The architecture is layered:

  • ForYouFeedServer wraps a ForYouCandidatePipeline
  • ForYouCandidatePipeline (which we'll read in Session 06) uses ScoredPostsServer as one of its candidate sources
  • ScoredPostsServer wraps a PhoenixCandidatePipeline
  • PhoenixCandidatePipeline is where the real work happens — sources, hydrators, filters, scorers, side-effects

So the For You feed isn't a flat pipeline; it's a pipeline-of-pipelines. Scored Posts produces ranked candidates; For You adds URT decoration, blending with non-post items (prompts, who-to-follow, ads), and serializes to the wire format.

ScoredPostsQuery is the immutable request context — ~50 fields, populated by QueryBuilder and the query hydrators (which we'll read in Session 09). Every pipeline stage reads from it; some hydrators write to it via the update-pattern from Session 01.

PostCandidate is the per-post mutable state — ~30 fields, populated incrementally by candidate hydrators (Sessions 07–08) and scorers (Session 10). The Option<T> everywhere reflects "not yet hydrated."

Three score fields on PostCandidate (phoenix_scores, weighted_score, score) capture the three stages of scoring: raw probabilities → combined → final adjustments. We'll see the scorer chain in Session 10.

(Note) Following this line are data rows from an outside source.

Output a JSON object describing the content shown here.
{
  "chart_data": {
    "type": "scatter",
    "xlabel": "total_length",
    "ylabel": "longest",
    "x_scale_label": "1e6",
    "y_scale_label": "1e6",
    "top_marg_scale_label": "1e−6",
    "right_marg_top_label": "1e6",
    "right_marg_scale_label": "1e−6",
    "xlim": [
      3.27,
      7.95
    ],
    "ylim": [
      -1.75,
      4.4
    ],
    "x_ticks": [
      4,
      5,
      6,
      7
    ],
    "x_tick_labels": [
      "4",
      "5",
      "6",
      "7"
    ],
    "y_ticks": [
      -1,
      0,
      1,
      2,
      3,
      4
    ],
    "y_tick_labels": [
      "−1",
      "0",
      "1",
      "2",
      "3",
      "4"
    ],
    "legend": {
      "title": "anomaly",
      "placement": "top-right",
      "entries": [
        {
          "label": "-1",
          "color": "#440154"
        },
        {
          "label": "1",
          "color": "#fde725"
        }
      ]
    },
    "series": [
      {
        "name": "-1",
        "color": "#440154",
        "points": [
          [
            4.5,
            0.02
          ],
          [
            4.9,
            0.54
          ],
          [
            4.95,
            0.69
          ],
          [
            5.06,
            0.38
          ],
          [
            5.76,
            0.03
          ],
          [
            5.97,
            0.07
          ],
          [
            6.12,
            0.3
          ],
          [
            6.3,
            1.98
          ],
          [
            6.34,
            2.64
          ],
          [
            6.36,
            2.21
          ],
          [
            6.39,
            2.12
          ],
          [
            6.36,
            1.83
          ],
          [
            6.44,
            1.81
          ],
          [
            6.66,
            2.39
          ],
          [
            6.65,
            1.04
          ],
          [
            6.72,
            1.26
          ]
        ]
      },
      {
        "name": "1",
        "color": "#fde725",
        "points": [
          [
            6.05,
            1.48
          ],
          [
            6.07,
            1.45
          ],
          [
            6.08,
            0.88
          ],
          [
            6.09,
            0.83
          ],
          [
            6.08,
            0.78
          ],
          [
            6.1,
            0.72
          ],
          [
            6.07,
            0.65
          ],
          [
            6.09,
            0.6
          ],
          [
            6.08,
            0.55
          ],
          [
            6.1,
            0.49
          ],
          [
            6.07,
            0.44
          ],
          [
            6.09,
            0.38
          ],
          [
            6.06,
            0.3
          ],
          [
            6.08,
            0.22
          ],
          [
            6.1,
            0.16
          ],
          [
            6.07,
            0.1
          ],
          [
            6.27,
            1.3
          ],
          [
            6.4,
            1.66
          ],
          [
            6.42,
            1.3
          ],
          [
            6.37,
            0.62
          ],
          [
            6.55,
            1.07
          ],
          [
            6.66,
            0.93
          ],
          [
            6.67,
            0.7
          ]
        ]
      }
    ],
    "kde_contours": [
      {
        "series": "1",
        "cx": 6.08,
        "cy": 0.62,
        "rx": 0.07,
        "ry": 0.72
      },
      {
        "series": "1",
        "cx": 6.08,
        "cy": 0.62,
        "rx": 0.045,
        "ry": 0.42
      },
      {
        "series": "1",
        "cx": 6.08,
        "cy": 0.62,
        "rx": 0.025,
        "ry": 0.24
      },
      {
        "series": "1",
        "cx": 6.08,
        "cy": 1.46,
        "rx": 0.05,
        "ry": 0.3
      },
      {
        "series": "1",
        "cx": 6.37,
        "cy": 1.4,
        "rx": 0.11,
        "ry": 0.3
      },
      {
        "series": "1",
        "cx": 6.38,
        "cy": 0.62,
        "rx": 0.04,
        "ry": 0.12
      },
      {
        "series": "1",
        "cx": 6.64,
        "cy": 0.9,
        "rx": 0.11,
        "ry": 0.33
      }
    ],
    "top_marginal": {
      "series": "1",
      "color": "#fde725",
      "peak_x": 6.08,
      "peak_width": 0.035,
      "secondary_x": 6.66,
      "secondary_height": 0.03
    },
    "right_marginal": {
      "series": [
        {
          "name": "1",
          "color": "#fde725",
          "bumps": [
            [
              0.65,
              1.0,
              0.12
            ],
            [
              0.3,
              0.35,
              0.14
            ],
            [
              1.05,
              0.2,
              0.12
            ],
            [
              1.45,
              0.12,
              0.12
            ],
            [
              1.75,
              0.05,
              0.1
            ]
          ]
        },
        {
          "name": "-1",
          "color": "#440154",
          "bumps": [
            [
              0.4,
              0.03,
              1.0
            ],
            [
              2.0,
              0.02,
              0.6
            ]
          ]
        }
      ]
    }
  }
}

Brand safety is conservative by defaultcompute_verdict returns MediumRisk unless explicitly affirmed Safe by Grok and PTOS-reviewed-if-recent. Misclassification cost is asymmetric: missing a bad post (false negative) is worse than missing an ad opportunity (false positive).

OnceLock for deferred hydrationin_network_replies is computed lazily across threads. Useful pattern when a sub-feature is needed by some pipeline branches but not others.

Open-source artifacts noted:

  • clients and util modules are referenced but not in the release.
  • xai_x_service_builder, xai_dark_traffic, etc. are internal-only.
  • The parse_shard default_value_t = -1 for i16 suggests the shard system uses -1 as sentinel, not Option<i16> — older API design preserved.

Next session

Session 05 — Home-Mixer filters. All 24 filters in home-mixer/filters/, ~1,458 LOC. These implement the pre-scoring safety/duplication/staleness checks (DropDuplicatesFilter, AgeFilter, SelfTweetFilter, AuthorSocialgraphFilter, MutedKeywordFilter, PreviouslySeenPostsFilter, etc.) and the post-selection filters (VFFilter, DedupConversationFilter).

The big one in there is topic_ids_filter.rs at 571 LOC — handles topic-based exclusion across the six different filtering experiments we saw in candidate_features.rs.